Robert Adam an Arthur Schnitzler, 1. 5. 1927



*Wien, am 1. Mai 1927.

Hochverehrter Herr Doktor!

Ich darf Ihnen neuerlich für eine Gabe danken, für Ihr »Spiel im Morgengrauen«, das mir durch den Verleger zugegangen iſt. Welche Luſt künſtleriſchen Genießens es mir bereitete, kann ich nicht ausdrücken.
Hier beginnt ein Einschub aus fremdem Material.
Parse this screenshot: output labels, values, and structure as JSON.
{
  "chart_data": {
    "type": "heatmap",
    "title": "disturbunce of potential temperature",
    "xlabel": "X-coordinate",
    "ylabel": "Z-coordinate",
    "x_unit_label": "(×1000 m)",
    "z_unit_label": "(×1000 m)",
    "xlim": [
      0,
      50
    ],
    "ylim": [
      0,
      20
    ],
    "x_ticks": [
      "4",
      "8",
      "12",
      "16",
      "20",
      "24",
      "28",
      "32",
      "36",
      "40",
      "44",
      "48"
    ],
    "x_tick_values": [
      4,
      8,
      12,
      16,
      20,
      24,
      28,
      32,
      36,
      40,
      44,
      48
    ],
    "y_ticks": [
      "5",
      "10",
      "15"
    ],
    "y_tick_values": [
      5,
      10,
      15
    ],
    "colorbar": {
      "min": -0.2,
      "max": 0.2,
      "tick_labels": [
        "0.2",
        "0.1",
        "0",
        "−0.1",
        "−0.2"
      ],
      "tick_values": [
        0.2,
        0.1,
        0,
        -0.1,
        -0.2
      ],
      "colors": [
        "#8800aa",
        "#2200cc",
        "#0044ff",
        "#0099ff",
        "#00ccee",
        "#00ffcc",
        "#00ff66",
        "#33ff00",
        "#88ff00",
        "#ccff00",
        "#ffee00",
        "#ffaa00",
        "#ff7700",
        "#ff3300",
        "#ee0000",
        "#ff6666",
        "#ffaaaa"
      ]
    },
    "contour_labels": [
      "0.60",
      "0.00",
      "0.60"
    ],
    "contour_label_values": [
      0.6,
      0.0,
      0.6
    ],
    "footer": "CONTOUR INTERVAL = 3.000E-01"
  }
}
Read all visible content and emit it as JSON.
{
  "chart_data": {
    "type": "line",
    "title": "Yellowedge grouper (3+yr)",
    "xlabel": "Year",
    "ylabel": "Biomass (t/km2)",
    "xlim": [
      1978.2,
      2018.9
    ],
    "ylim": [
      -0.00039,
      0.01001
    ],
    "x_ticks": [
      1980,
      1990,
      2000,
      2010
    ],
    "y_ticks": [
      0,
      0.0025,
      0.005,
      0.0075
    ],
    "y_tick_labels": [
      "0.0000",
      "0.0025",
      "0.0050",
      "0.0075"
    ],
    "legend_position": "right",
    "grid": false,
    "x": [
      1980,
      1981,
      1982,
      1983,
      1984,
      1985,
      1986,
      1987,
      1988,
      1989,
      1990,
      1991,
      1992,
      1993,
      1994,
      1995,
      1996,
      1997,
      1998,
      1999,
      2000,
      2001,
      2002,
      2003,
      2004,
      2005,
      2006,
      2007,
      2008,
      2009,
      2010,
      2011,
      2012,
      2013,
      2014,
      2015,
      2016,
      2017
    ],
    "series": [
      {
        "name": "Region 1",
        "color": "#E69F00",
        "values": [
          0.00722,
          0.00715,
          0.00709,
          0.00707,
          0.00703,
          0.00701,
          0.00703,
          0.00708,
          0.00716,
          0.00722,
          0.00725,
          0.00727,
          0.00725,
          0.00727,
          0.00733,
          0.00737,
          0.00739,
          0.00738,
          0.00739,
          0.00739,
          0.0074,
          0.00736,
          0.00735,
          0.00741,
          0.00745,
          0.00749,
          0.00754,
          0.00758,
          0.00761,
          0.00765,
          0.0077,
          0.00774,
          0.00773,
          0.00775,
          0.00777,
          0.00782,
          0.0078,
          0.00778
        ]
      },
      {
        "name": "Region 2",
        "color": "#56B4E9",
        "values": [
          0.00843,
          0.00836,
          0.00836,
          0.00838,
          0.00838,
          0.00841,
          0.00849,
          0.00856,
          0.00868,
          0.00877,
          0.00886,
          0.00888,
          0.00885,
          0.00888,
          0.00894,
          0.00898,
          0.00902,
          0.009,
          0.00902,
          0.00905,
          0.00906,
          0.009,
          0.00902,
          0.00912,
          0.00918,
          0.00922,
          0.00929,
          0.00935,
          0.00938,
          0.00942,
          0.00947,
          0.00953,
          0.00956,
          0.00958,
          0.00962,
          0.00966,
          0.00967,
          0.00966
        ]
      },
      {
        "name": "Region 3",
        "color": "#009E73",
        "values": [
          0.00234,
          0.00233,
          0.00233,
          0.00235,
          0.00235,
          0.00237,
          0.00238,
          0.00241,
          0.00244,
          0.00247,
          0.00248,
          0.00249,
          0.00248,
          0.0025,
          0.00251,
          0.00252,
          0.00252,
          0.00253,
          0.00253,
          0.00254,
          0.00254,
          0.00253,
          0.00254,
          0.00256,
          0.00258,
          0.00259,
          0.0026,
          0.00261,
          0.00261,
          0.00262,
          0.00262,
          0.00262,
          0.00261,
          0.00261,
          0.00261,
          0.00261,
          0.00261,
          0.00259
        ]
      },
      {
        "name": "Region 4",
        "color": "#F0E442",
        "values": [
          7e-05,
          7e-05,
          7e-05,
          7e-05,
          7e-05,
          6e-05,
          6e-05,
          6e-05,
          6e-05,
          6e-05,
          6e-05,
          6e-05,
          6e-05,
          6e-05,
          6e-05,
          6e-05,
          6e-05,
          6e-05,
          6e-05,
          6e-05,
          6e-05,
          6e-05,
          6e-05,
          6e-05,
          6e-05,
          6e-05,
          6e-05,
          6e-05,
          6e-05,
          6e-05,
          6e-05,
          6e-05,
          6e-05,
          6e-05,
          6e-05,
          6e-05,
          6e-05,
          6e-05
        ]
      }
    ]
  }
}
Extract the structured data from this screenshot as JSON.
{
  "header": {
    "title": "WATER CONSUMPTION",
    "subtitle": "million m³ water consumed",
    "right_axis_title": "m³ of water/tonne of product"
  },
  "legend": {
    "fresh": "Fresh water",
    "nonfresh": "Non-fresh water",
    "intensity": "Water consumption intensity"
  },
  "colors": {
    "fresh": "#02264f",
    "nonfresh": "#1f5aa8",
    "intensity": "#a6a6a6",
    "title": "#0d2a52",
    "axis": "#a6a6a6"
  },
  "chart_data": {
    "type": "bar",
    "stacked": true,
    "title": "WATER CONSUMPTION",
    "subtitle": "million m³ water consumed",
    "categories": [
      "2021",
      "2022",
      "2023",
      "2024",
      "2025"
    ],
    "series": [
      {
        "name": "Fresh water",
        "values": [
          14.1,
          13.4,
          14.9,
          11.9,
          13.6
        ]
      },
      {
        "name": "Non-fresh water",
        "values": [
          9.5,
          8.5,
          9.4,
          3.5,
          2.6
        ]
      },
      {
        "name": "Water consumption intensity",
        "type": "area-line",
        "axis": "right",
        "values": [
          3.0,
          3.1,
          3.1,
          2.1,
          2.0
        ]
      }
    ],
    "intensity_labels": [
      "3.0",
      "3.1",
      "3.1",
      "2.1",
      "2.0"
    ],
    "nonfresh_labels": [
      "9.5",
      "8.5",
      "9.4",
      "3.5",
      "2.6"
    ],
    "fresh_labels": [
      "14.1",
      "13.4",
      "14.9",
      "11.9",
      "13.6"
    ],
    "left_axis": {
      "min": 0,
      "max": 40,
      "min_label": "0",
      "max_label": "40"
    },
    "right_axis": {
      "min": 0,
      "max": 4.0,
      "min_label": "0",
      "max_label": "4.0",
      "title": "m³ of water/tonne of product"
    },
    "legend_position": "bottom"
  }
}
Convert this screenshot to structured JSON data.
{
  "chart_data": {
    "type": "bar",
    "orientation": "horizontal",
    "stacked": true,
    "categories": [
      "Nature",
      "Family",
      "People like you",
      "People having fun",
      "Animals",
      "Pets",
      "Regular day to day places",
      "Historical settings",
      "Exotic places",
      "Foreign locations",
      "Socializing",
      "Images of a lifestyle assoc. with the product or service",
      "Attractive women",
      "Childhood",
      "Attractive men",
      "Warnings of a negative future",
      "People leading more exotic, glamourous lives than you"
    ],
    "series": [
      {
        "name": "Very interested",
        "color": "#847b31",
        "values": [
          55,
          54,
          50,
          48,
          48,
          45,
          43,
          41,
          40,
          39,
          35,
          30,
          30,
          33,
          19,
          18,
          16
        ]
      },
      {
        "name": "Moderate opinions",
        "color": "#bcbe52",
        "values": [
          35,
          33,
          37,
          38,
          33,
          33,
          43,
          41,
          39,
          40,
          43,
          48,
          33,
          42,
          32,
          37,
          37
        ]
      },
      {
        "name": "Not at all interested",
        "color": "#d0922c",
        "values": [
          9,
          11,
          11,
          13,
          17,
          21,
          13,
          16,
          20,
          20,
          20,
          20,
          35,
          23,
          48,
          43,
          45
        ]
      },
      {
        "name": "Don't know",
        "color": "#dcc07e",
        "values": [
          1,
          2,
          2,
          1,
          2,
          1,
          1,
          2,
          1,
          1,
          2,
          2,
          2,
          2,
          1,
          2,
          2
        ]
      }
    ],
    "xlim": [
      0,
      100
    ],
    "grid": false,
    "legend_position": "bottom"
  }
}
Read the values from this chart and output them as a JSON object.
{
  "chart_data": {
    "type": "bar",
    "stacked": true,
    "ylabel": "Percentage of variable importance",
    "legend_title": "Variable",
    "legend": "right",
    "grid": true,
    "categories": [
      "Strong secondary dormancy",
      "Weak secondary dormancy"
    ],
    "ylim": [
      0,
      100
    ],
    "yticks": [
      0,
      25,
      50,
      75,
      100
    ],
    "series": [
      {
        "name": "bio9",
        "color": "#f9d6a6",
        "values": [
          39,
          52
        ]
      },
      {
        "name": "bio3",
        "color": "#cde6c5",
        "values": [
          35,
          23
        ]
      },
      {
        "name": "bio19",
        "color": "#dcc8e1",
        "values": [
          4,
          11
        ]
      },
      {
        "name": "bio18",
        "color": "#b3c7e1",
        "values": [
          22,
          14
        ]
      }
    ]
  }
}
Es kam mir vor, als hätten Sie ſich aus unſerer ſtaubigen Verfallszeit in ein altes Wiener Griechenland geflüchtet, in dem auch über den düſterſten Ereigniſſen, über dem Kampf und Vergehen klei *der kleinen Menſchen ein ewigblauer Himmel bei kühlen Frühlingslüften lacht, in ein Land, das wir alle gekannt haben, ein Orplid ohne die Nebelhaftigkeit romantiſchen Ahnens, in dem vielmehr alle Konturen und alle Geſtalten klar umriſſen und hell beſchienen ſind. Solange Sie dies Wiener Alt-Hellas mit Ihren Geſtalten, Gefühlen und Gedanken beleben, iſt es nicht untergegangen und wir dürfen uns hineinflüchten wie in die Erinnerung froher Jugendtage. Wie harmoniſch iſt dort alles, wie harmoniſch ſelbſt die Disharmonie! Und wie froh macht mich die Klarheit Ihrer *Sprache, voll und funkelnd wie reifer Wein! Sie wirkte auf mich doppelt mächtig, da ich vom Ärger über den neologiſchen Nachwuchs herkam, der ſich entrüſtet gegen die Zumutung wehrt, die »Sprache des 19. Jahrhunderts« zu ſprechen, und infolgedeſſen kühnlich die des 21. vorwegnimmt, feierlich um den Gral der Unverſtändlichkeit bemüht, die Ritterſchar von Wortſalvat. –
Ihrer freundlichen Einladung, Sie einmal aufzuſuchen, werde ich natürlich mit größter Freude nachkommen. Vielleicht könnten Sie mir den Ihnen genehmen Tag durch Dr Karl Pollak im kurzen Wege mitteilen laſſen.
*Unter Wiederholung meines Dankes mit den beſten Empfehlungen
Ihr ergebener
DrRAdam.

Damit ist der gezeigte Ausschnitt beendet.